And he took more than a few shots at incumbent U.S. Congress members, clearly saying that members of both political parties just weren’t doing a good job, and in fact had run the country off the road.
In a bit of a quirky draw of luck, Utah Democratic U.S. Senate candidate Scott Howell got picked out of some 50,000 listeners to exchange a few questions and compliments with Huntsman.
The men fell into a love fest that won’t win Huntsman any points with either Sen. Orrin Hatch or his GOP challenger, Dan Liljenquist, toward general election time. (Who will be up against Howell will be decided in a June 26 closed GOP primary election.)
Huntsman, who is splitting his time between his Washington, D.C., and Salt Lake City homes, was on the nonpartisan website NoLabels.com.
The group is dedicated to getting Congress off its collective butt, work toward a balanced federal budget.
One of its current efforts is to get a bill passed in Congress that would stop salary payments to the 535 U.S. House and Senate members if they don’t pass a budget within a certain time frame each year.
As Huntsman pointed out, Congress is now going on three years without adopting a new budget, just working of what is called continuing resolutions.
Because of the crush of folks who signed up for the call, UtahPolicy didn’t get connected until about halfway through the half-hour question and answer period.
Still, Huntsman’s comments were interesting, and perhaps a bit more non-Republican in nature than those made while he was seeking the GOP presidential nomination earlier this year.

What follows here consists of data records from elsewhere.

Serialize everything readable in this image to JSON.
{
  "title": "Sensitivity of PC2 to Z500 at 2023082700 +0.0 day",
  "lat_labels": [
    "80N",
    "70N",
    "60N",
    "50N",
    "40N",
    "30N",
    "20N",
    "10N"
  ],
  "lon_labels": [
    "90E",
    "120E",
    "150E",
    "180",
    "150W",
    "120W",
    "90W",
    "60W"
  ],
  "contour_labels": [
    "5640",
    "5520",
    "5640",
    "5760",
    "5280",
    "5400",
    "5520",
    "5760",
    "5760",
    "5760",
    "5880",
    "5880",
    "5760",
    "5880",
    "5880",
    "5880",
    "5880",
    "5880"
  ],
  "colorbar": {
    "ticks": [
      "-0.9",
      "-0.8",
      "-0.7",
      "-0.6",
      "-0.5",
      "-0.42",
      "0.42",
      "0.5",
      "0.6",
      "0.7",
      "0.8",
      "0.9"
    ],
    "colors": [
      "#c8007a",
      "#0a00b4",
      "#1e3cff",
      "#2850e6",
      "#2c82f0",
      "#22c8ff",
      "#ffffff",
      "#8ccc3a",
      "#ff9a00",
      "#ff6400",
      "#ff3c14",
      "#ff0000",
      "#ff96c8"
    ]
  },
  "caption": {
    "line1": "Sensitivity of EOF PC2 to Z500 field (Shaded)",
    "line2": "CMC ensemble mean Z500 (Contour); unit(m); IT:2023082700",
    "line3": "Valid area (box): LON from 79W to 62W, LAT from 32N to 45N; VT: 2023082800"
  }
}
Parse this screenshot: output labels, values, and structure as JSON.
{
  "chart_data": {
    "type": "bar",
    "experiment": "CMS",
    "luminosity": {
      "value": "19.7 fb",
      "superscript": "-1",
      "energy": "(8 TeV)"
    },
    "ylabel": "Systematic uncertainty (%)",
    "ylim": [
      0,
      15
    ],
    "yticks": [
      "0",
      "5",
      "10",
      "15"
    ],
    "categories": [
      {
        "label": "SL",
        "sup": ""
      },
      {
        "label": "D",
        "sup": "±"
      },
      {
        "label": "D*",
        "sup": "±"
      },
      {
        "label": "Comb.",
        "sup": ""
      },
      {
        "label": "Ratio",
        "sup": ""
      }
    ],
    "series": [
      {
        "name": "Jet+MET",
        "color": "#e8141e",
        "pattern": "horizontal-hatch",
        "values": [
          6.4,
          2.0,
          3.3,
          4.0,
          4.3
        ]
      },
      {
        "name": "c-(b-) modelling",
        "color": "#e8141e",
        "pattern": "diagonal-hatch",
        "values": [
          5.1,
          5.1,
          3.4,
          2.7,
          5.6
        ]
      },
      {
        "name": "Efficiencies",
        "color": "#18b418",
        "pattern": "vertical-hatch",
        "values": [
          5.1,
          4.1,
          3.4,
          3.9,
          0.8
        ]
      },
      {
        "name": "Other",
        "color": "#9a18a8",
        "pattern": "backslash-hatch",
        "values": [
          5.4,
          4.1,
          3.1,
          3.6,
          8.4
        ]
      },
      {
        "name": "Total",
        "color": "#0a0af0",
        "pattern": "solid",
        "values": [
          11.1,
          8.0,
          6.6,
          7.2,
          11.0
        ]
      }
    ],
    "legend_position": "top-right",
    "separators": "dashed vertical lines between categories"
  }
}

(Huntsman, despite getting good media attention, dropped out after he finished back in the pack in the New Hampshire primary.)
Huntsman agreed with Howell that Congress must pass the Simpson/Bowles budget recommendations, which include tax reform, budget cuts and a number of other ideas that came out of the special presidential commission that studied America’s most pressing financial problems.
Huntsman said that while Simpson/Bowles is not perfect, and that pure-bred Republicans and Democrats both have problems with it, the bipartisan blueprint is the nation’s best hope of moving the country and economy forward.
Whether Republican Mitt Romney or Democratic President Barack Obama are elected this November, the new president should “move” to Capitol Hill and personally work S/B through the House and Senate.
The compromise is a “twofer,” said Huntsman: First, it is tax reform, doing away with hundreds of special tax loopholes that, once closed, will help bring in more revenue to the nation, and, secondly, once that is done there won’t be the need for the high-pressure lobbyists in Washington, nor their big-money campaign contributions.
Huntsman said many Americans, especially younger voters, are turned off by our national politics.
They no longer believe their votes count, that special interests rule the day in Congress.
Congress has gotten terribly off track (again, a slam on incumbents), said Huntsman.
Over the next few years, the president, no matter who that may be, must work with Congress – force Congress, if need be – to get the country back on it’s feet, Huntsman said.
Before he got off the line, Howell even asked listeners to get on his campaign homepage – reading out the “votehowell.org” URL -- to “see what I stand for,” which, the candidate said, is a lot what Huntsman stands for.